Menarik ikut menyimak dan mengamati perkembangannya serta menilai dan mengambil kesimpulan yang bijak.
Oleh kelompok pendukung kaum Ba’alawi, pihak-pihak yang membela Tesis Kyiai Imaduddin dianggap sebagai pembegal nasab dan sebagai pemecah belah umat serta dituduh kelompok pembenci ulama khususnya dari ulama Kaum Bani Alawi.
Sebaliknya di kelompok pendukun Kyiai Imad mengklaim bahwa mereka adalah kelompok Islam yang ingin membela Zuriyaah Nabi, menjaga Kesucian nama Kanjeng Nabi dan keluarganya dari kelompok yang selalu mengklaim diri mereka sebagai keturunan Nabi Muhammad tapi belum terkonfirmasi menurut pendekatan ilmiah.
Bahkan disinyalir ada sebagian oknum Habib sering mengklaim diri seolah olah paling suci dan punya keistimewaan sebagai ahlulbait dan perilaku songong mereka dapat dilihat melalui jejak digital dan sejumlah platform media sosial.
Mereka juga menegaskan bahwa mereka sangat menentang keras ceramah ceramah yang mereka anggap banyak yang hanya mengandung dongeng-dongeng khurafat yang tidak sesuai dengan syariat Islam. Doktrin doktrin dan peraktek perbudakan spiritual menurut mereka harus dihentikan.
Perspektif Sejarah
Pemerintahan Kolonial Belanda dulu pernah menjalankan Politik Pecah Belah atau politik adu domba, divide et impera adalah kombinasi strategi politik, militer, dan ekonomi yang bertujuan mendapatkan dan menjaga kekuasaan dengan cara memecah kelompok besar menjadi kelompok-kelompok kecil sehingga diharapkan bisa lebih mudah ditaklukkan.
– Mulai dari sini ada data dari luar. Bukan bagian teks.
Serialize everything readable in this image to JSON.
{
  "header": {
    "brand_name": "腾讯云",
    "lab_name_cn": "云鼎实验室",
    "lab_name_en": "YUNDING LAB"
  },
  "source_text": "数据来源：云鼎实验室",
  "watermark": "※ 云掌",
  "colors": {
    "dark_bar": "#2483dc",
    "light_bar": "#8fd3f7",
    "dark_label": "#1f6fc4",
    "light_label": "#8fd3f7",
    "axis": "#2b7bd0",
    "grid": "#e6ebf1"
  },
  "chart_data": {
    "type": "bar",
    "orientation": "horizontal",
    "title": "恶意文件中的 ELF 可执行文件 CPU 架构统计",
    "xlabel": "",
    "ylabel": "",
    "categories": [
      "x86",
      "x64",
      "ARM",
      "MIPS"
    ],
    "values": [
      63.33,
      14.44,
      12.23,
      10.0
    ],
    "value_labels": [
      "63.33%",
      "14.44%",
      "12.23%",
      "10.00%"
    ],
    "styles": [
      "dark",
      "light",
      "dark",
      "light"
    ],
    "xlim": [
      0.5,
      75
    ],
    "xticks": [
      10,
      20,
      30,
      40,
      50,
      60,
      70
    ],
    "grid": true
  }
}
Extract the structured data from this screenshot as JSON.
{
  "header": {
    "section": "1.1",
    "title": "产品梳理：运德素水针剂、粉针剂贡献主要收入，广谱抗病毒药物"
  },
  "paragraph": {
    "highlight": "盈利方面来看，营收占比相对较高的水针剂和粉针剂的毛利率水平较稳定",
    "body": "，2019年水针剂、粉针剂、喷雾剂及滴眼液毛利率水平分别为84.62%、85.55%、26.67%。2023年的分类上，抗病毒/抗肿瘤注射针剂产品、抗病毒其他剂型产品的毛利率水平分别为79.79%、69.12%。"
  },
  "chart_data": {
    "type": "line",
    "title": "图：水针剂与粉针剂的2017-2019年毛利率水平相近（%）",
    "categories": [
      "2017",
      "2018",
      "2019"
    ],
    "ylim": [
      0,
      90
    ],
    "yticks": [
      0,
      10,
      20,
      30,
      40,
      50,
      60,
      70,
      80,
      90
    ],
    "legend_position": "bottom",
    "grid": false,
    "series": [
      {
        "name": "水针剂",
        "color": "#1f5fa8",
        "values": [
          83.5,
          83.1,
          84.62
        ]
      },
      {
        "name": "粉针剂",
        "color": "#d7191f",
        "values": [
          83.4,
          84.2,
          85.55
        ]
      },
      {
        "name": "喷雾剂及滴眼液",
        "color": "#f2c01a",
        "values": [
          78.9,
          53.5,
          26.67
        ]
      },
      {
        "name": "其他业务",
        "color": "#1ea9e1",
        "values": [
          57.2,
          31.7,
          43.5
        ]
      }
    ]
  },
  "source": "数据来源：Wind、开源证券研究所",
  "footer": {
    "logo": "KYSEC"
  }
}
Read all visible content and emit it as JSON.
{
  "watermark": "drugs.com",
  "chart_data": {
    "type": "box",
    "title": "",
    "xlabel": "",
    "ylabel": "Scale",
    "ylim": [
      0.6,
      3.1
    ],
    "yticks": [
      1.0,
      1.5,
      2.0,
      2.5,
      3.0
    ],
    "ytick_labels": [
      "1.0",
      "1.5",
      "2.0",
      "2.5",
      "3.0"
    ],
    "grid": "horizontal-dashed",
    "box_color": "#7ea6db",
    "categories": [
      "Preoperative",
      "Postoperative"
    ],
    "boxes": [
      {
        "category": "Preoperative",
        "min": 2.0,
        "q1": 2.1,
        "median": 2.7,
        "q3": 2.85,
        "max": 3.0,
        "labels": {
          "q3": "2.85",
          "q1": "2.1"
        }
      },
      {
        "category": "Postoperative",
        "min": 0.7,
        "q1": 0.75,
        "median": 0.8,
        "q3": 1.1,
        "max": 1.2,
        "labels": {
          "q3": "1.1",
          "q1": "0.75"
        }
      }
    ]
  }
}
Di zaman Pemerintahan Kolonial Belanda, status sosial masyarakat dibagi menjadi 3 tiga tingkatan status sosial menurut UU yang dibuat Pemerintah Kolonial Balanda yaitu terdapat pada pasal 163 Indische Staatsregeling, penduduk nusantara terbagi kedalam 3 (tiga) golongan besar, yaitu: 1.Golongan Eropa 2. Golongan Timur Asing dan 3. Golongan Bumi Putera (Pribumi). Sebagai konsekuensinya, peraturan dalam bidang catatan sipil yang berlaku bagi masing-masing golongan penduduk nusantara.
Yang dimaksud Timur Asing atau Vreemde Oosterlingen adalah warga negara asing yang menjadi penduduk Hindia Belanda pada waktu itu yang memegang paspor dari negara asing non-Eropa, misalnya dari negera-negara Arab, Tiongkok, India, Pakistan, dan lain-lain.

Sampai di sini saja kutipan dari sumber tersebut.